Там, под сенью виднеющихся вдали деревьев, есть одна могила: в ней погребен Бюргер — поэт, повеса, которому Шиллер не раз мылил голову за беспутную жизнь; но, несмотря на это, его славили, почитали, знали даже в самых глухих углах! А он что?.. Нет, он не желает прожить свою жизнь, словно крот, и его имя должна узнать вся Германия, доблестные мужи и девушки… только не медлить, только закончить, выпустить в свет книгу… но как же теперь?.. Одно лишь слово Учителя, и он обречен умереть в неизвестности. Вот оно шелестит в кармане, это полученное во Франкфурте письмо; в нем за дружескими, ласковыми фразами скрывался приговор: разрешение опубликовать дневник лишь после его, Учителя, смерти. Разве не права была в своем ожесточении любимая, когда бранила Гёте за эгоизм, за черствое, злое сердце? Тише, тише, только не разглашать ничего! Но почему бы и нет? Имел ли он, Гёте, второго такого преданного слугу? Кто в целом мире почитал его искреннее? Славы и радости желать бы такому помощнику. А, вот она, причина запрета: он, этот старик, хочет один блистать перед миром, он не дает поднять ему головы. Ведь он так еще здоров и крепок, что наверняка переживет его, тщедушного тихоню, и почтит его память сдержанной похвалой, когда кто-нибудь другой издаст дневник, его детище. Нет, баста! Не покорится он ему! Да лучше в праведной скупости сжечь свое сокровище! Хватит и того, что Учитель вовлек его в свою орбиту, лишив пусть скромного, но все-таки собственного места в жизни. В свое время и он мог бы стать самобытным писателем, как Иммерман или братья Шлегели. Но сейчас уже поздно, и повинно в атом могучее влияние Учителя. Кому бы от таких мыслей кровь не бросилась в голову! Что же он, ропщет? Да, а разве он всегда не любил его? Любил. И сейчас… неужто и сейчас любит? Какой-то тайный голос беззвучно нашептывал ему — да. Но он упрямо заглушил его.

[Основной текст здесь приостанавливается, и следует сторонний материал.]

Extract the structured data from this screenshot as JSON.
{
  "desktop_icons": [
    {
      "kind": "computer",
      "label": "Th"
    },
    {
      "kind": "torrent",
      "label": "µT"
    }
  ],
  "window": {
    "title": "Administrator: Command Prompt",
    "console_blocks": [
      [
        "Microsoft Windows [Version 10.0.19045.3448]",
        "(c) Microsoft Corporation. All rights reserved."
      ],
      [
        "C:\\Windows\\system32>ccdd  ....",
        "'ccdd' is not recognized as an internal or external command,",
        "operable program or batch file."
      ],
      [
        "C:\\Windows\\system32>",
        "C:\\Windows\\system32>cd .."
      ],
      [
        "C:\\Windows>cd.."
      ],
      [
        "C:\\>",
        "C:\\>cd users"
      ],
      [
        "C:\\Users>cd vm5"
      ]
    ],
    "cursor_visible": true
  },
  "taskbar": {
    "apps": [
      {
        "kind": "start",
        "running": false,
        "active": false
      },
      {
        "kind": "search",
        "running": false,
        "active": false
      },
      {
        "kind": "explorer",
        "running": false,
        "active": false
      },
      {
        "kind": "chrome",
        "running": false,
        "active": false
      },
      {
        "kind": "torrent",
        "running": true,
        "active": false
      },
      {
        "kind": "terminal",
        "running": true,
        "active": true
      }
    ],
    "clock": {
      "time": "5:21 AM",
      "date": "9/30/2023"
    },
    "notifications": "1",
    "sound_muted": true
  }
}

Карета прогромыхала под городскими воротами; большой висячий фонарь — в нем горел рожок с репейным маслом — ярко осветил пожилого мужчину, с которым кучер на ходу перебросился несколькими словами. Круглые роговые очки да борода с проседью, пожелтевшая у рта от долгого курения, — вот и все, что разглядел молодой доктор. Он насмешливо улыбнулся: вот поморщился бы старик, если бы, не успев подъехать к воротам города, увидел у первого встречного оба столь презираемых им порока: очки и трубку. Лошади пошли рысью по безлюдной

улице. Ее скупо освещали редкие желтые фонари, укрепленные на массивных деревянных столбах и защищенные проволочной сеткой от озорных буршей. Все выглядело, как и семь лет назад. При виде знакомых мест его захлестнуло непривычное чувство умиления, смягчившее ожесточение и тревогу. Вот высится убеленная снегом островерхая крыша манежа, а там зияет темная пропасть еврейского квартала; вон в том узеньком переулочке, освещенном висячим фонарем, он жил — оттуда рукой подать до живописных окрестностей города.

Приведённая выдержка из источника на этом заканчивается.